The company's share price was at a four-week high of C$4.32 (US$3.6) on July 26, having risen 4% day on day. It had been on a downward trend since hitting a year-to-date high of C$6.51 on April 20, falling to below C$3.60 last week.
"Signing our first Benefits Agreement markets an important milestone for Electra as we advance with the commissioning of our refinery," Electra's CEO Trent Mell said.
The battery materials refinery in Temiskaming Shores is to have a plant capacity of 5,100 tonnes of cobalt in sulfate.
"In concert with its effort to commission the refinery, Electra intends to launch a battery materials recycling demonstration plant in the fall of 2022," Electra said.
The benefits agreement is intended to see the two parties working together to provide employment, training, procurement, and business opportunities related to the construction of the refinery.

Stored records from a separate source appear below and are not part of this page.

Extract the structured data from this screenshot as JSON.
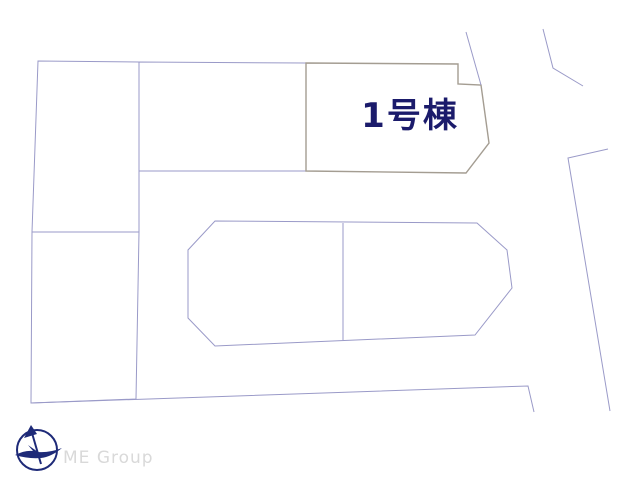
{
  "site_plan": {
    "highlighted_plot": {
      "label": "1号棟"
    },
    "colors": {
      "highlight_fill": "#f6d48c",
      "highlight_border": "#a49d92",
      "plot_line": "#9a9ac8",
      "highlight_label": "#1b1b6b"
    }
  },
  "footer": {
    "company": "ME Group",
    "compass_icon": "compass-north-arrow",
    "colors": {
      "logo": "#1e2a78",
      "company_text": "#d9d9d9"
    }
  }
}
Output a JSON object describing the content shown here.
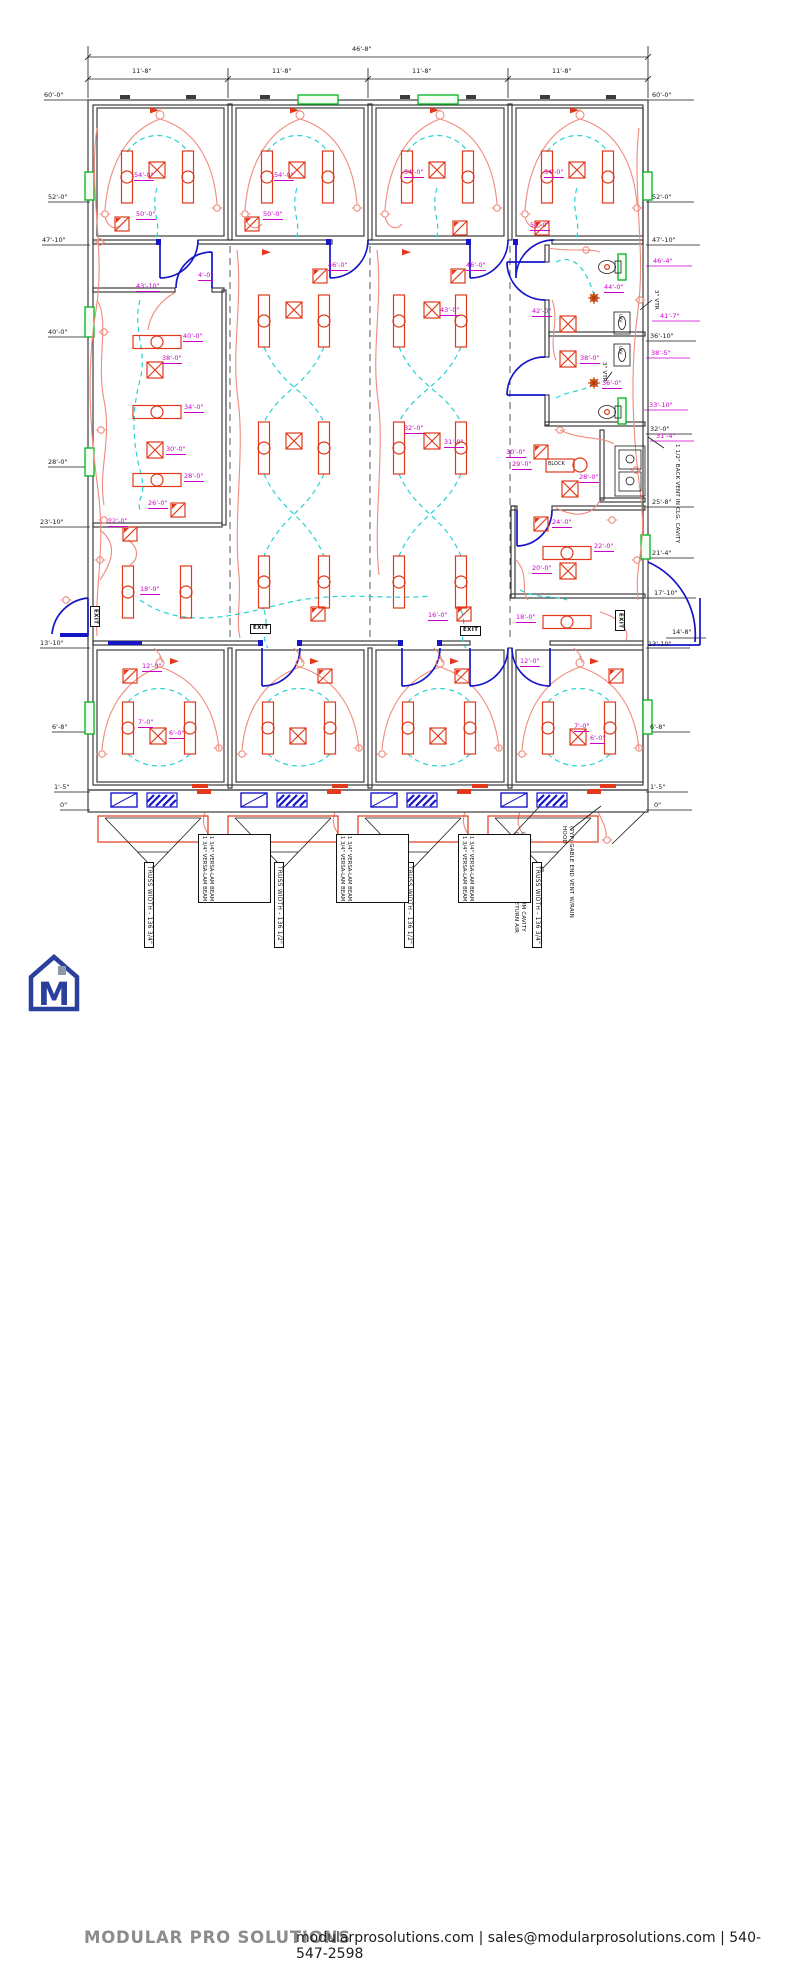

"The construction of a battery materials plant in Ontario on the James Bay and Abitibi/ Temiscamingue Metis Traditional Territories represents an exciting development that will create many opportunities while also supporting environmental sustainability through reducing carbon emissions as a result of the adoption of electric vehicles," Metis Nation's president Lorette McKnight said.
In connection with the deal, Electra has agreed to issue 20,000 common shares of the company to Metis Nation as a means of providing a measure of economic participation in the company's low-carbon battery materials plans.
The issuance of the shares remains subject to the approval of the TSX Venture Exchange and once issued will be subject to a statutory hold period of four-months-and-one-day.